MAJALENGKA, (FC).– Ribuan pengunjung memadati kawasan wisata alam Situ Cipanteun, yang berlokasi di Desa Gunungkuning, Kecamatan Sindang Kabupaten Majalengka, Senin (16/2), di tradisi munggahan dalam menyambut Bulan Suci Ramadan 1447 Hijriah.
Acara munggahan semakin meriah dengan kehadiran sejumlah tokoh publik di lokasi wisata Situ Cipanten tersebut.
Presenter dan pecinta satwa Irfan Hakim hadir bersama pengusaha koi asal Bandung, Hartono Soekwanto, serta ahli reptil Panji Petualang. Kehadirannya menjadi magnet bagi masyarakat yang sejak pagi telah memadati area danau legendaris tersebut.
Agenda utama kegiatan yakni melakukan pelepasan terhadap ratusan ikan koi berukuran besar ke Situ Cipanten. Ikan yang ditebar itu merupakan bagian dari koleksi pribadi Irfan Hakim, sekaligus kelanjutan dari aksi penebaran ribuan koi yang telah dilakukan sebelumnya oleh pengusaha asal Kota Bandung, Hartono Soekwanto.
Irfan menuturkan, kegiatan ini menjadi momen silaturahmi sekaligus ajakan menjaga kelestarian lingkungan. Sekaligus hal dalam rangka menyambut tradisi munggahan, yang dikemas dengan kegiatan positif yang memberi dampak ekologis dan sosial.
“Alhamdulillah kami bisa hadir pada hari ini di tempat wisata Situ Cipanteun yang begitu indah serta airnya jernih dan alami,” ujar Irfan Hakim.
Selain kedua tokoh publik tadi, Panji Petualang turut hadir dan memberikan edukasi singkat kepada pengunjung mengenai pentingnya menjaga ekosistem air serta cara berinteraksi aman dengan satwa. Antusiasme warga terlihat saat sesi edukasi berlangsung.
Hartono Soekwanto menilai kualitas air Situ Cipanten sangat baik untuk pertumbuhan koi. Danau ini dikenal memiliki sumber mata air alami yang menjaga kejernihan dan kestabilan suhu air sepanjang tahun.
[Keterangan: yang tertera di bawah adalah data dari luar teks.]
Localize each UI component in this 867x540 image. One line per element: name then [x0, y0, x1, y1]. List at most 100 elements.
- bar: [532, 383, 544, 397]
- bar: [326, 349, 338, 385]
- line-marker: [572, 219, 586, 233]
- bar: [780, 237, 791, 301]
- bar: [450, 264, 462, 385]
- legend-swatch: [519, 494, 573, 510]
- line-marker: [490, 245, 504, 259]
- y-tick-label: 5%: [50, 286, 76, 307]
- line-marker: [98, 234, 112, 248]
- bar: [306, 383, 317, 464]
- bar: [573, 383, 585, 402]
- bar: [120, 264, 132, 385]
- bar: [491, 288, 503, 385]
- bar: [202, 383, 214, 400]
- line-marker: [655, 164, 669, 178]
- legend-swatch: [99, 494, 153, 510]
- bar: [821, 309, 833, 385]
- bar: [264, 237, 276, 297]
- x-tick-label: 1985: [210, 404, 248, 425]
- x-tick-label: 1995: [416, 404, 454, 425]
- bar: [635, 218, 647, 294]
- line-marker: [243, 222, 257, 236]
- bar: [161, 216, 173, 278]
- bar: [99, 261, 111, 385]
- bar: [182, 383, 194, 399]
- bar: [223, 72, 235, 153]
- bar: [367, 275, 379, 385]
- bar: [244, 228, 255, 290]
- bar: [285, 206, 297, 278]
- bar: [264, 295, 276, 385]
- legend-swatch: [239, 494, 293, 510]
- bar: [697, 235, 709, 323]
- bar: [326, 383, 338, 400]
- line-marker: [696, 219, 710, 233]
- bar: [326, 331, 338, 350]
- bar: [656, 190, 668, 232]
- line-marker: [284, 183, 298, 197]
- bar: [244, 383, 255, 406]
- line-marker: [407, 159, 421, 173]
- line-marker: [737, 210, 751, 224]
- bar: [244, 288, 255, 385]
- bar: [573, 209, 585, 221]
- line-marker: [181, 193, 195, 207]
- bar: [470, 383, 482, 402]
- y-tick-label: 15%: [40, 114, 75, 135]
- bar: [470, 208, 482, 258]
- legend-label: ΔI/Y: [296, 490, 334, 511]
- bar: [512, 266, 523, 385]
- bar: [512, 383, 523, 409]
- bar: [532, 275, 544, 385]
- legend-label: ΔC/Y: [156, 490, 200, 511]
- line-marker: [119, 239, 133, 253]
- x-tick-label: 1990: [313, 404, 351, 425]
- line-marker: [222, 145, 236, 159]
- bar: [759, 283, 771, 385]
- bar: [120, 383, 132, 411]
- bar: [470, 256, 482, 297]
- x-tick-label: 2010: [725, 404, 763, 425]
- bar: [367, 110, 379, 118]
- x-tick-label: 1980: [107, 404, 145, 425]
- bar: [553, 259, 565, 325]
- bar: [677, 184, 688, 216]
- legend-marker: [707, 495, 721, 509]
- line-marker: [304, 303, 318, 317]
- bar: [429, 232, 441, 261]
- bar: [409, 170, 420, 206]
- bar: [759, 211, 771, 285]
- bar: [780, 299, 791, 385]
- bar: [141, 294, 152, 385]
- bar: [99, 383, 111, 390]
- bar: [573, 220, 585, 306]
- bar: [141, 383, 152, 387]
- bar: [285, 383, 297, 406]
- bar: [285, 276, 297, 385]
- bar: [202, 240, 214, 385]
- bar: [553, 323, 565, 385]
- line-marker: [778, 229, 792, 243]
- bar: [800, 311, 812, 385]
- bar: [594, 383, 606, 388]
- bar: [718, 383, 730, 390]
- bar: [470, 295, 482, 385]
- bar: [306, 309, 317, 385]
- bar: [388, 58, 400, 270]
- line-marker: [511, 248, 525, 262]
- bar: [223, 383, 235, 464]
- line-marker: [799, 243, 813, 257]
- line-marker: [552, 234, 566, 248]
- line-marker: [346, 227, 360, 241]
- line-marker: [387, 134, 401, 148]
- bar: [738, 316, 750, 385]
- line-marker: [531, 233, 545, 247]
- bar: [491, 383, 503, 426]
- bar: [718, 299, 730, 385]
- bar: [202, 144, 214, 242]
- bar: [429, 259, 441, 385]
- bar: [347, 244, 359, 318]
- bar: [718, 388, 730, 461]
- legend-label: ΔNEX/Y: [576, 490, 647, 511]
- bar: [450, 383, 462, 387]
“Danau ini sungguh luar biasa indahnya, mari kita jaga ekosistim Situ Cipanten ini, agar ikan ikannya berkembang biak dan menjadi destinasi wisata bagi Kabupaten Majalengka,” ujar Hartono.
Ribuan pengunjung tampak antusias mengikuti rangkaian acara, termasuk berfoto dan berinteraksi dengan para tokoh yang hadir.
Tradisi munggahan tahun ini tidak hanya menjadi ajang kebersamaan menjelang Ramadan, tetapi juga momentum kampanye pelestarian lingkungan berbasis partisipasi publik.
Kehadiran figur publik dinilai mampu meningkatkan kesadaran masyarakat untuk menjaga kelestarian wisata alam kebanggaan Majalengka. (Munadi)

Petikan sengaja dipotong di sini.